We signed an agreement with the Ministry of Healthcare, which enabled us to create, basically for the first time in Russia's history, a state-civic model of professional activity management: the Ministry's orders go through the National Medical Chamber prior to being signed, we send them out across the country, collect opinions and then come to the ministry and say “This is good” or “This needs to be changed,” “We disagree on that point.” So, in fact, we gave the ministry a shoulder to lean on. Now, if a law or a resolution comes out and something is wrong with it, people say, “What has the National Medical Chamber been up to?”
As regards the development of clinical recommendations and protocols – this work will be seen through to the end.
The main thing is the protection of medical staff and the status of medical staff. We have created a unique system of independent professional expertise, when a corresponding commission is headed not by a doctor but by a lawyer or a judge, and identifying information is removed from documents, which we send from Moscow, say, to Vladivostok or St Petersburg and so on.

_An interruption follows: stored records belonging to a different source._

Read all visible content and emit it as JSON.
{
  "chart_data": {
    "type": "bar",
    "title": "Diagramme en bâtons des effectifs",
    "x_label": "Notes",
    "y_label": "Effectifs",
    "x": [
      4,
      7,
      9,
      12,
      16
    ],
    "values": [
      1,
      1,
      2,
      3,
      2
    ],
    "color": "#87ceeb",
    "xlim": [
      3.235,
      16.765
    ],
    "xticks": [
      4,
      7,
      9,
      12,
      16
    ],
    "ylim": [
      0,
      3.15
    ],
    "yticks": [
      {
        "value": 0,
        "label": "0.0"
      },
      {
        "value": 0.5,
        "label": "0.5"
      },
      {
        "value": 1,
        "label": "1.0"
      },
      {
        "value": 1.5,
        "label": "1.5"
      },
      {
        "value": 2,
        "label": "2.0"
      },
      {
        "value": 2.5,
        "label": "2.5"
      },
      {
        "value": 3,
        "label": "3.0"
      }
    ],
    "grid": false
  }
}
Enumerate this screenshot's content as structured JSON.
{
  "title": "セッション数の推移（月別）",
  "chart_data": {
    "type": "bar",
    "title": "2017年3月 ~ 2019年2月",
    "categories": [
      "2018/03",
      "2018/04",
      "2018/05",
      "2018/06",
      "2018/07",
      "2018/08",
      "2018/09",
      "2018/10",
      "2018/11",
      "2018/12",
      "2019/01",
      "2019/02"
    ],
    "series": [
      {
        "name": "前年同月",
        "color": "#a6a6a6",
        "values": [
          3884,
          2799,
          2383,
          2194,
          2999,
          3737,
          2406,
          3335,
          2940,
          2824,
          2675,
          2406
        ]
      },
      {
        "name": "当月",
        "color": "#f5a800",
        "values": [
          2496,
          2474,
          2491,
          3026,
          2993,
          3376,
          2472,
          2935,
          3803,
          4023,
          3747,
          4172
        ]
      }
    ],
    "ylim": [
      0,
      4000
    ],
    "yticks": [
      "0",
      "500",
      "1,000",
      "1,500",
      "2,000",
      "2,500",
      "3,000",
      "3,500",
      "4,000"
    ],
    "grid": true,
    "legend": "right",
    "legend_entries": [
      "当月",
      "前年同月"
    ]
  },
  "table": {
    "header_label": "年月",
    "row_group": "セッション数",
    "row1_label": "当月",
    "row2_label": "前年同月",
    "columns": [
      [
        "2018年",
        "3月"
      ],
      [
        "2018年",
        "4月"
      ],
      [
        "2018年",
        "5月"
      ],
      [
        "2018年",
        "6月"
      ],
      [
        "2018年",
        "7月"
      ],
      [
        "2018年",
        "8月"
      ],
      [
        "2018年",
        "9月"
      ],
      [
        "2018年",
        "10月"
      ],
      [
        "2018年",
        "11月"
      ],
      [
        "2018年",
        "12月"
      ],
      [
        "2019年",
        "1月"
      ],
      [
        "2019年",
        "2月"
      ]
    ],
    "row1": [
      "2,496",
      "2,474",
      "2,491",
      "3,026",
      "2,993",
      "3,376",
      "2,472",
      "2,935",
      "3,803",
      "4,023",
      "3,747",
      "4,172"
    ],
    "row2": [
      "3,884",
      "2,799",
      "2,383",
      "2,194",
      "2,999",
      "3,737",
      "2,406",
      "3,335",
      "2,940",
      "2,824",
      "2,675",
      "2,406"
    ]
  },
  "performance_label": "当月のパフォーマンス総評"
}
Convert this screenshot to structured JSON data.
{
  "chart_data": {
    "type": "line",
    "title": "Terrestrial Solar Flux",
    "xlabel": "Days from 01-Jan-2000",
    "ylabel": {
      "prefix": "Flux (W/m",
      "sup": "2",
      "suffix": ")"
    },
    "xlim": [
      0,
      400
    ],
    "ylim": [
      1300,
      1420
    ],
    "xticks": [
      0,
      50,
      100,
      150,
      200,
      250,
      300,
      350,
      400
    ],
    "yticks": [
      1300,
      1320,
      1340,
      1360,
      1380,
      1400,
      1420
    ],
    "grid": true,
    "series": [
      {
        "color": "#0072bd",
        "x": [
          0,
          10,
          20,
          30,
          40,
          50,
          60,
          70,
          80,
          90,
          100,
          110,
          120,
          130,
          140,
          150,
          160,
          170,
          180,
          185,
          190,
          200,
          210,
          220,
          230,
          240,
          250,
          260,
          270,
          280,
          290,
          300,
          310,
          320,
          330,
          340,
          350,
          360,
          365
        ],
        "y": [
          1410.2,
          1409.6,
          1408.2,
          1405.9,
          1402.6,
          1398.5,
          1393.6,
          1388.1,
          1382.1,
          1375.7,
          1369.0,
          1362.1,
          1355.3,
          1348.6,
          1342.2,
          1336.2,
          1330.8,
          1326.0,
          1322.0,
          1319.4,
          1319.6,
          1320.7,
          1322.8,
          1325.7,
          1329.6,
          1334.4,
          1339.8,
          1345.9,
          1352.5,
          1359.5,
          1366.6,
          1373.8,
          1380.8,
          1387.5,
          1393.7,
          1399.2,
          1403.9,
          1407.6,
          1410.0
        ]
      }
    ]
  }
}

And these commissions do not always take the doctor's side. But doctors, the medical community must be protected.
We are now working together with the State Duma on criminal liability. Attacks on medical professionals – ambulance staff, doctors – have doubled over the past year. Unlike other professions, we say that it is not just we who suffer, patients suffer as well. If there is just one doctor at some hospital who has been beaten, who will provide medical assistance? If there is just one doctor or paramedic in a certain district and they are unable to do their job, who will? And we say that, of course, greater liability is necessary.